Quem conhece o que se passa em Angola e não se fia nas aparências, percebe que o golpe ou a maka foi de outro tipo. Consistiu em salvar uma famíla com largos proventos, antes de acontecer alguma coisa má. Pode-se ter bandeira, presidente, governo, não são os angolanos que governam a sua terra. Não terão sequer consciência disso e ainda bem.
Já no caso de Portugal, com 900 anos de história tinham obrigação de ter aprendido alguma coisa. Não aprendem, ou melhor os que aprendem saem fora.
As oligarquias comandam os destinos de gente ileterada, inocente, ingénua, sofredora sempre. Das oligarquias gostam de calma, de continuidade, mas à sucapa medem os descontentamentos e às vezes atá os provocam. Antes do caldo turvar fazem soprar ventos de mudança. Se não resultar podem mesmo soprar tempestades.
Já aconteceu muitas vezes em África…
No caso de Angola o vento tem sido suave, o figurão deposto fez muitos favores, arranjem lá maneira de não partir a louça! A menos que ele levante cabelo, já tem pouco. Não levantou.
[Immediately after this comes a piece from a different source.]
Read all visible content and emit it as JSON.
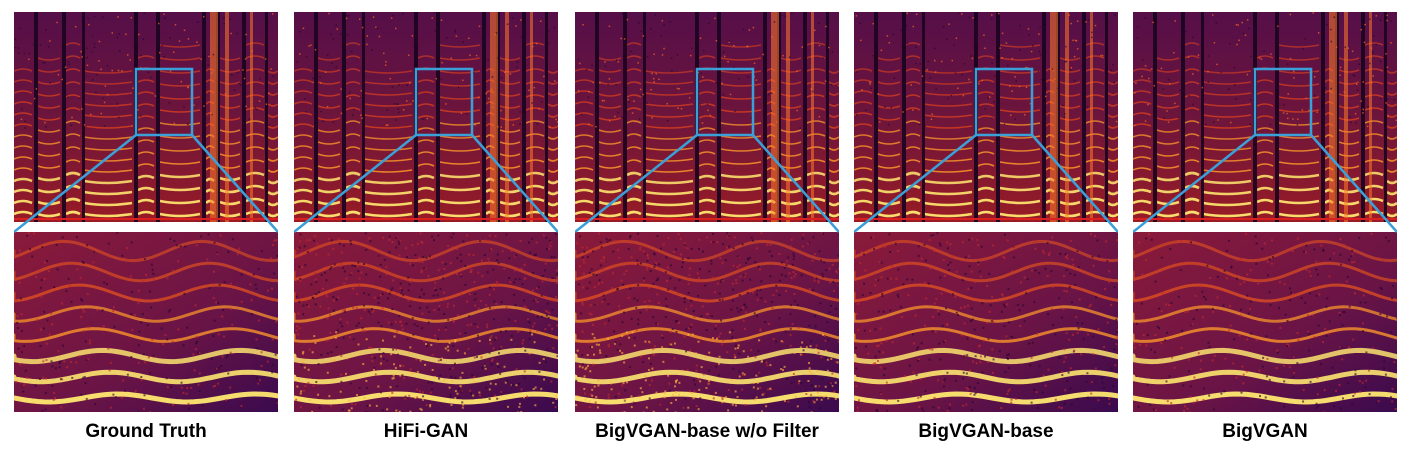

Os oligarcas vão seguindo ao longe pelas imagens dos repórteres como vão as suas propriedades. Não gostam de ver sangue, incomoda as suas esposas preocupadas com a toilette do próximo jantar de gala. Se tudo puder ser arranjado a preceito, tanto melhor.
Se tiver que ser tanto pior…
E assim chineses e americanos poderão continuarão a chupar os recursos com avidez, em silêncio e o orgulho intato dos nacionalistas pode espraiar-se nos campos de futebol.
O silêncio é de ouro, nunca ouviram dizer?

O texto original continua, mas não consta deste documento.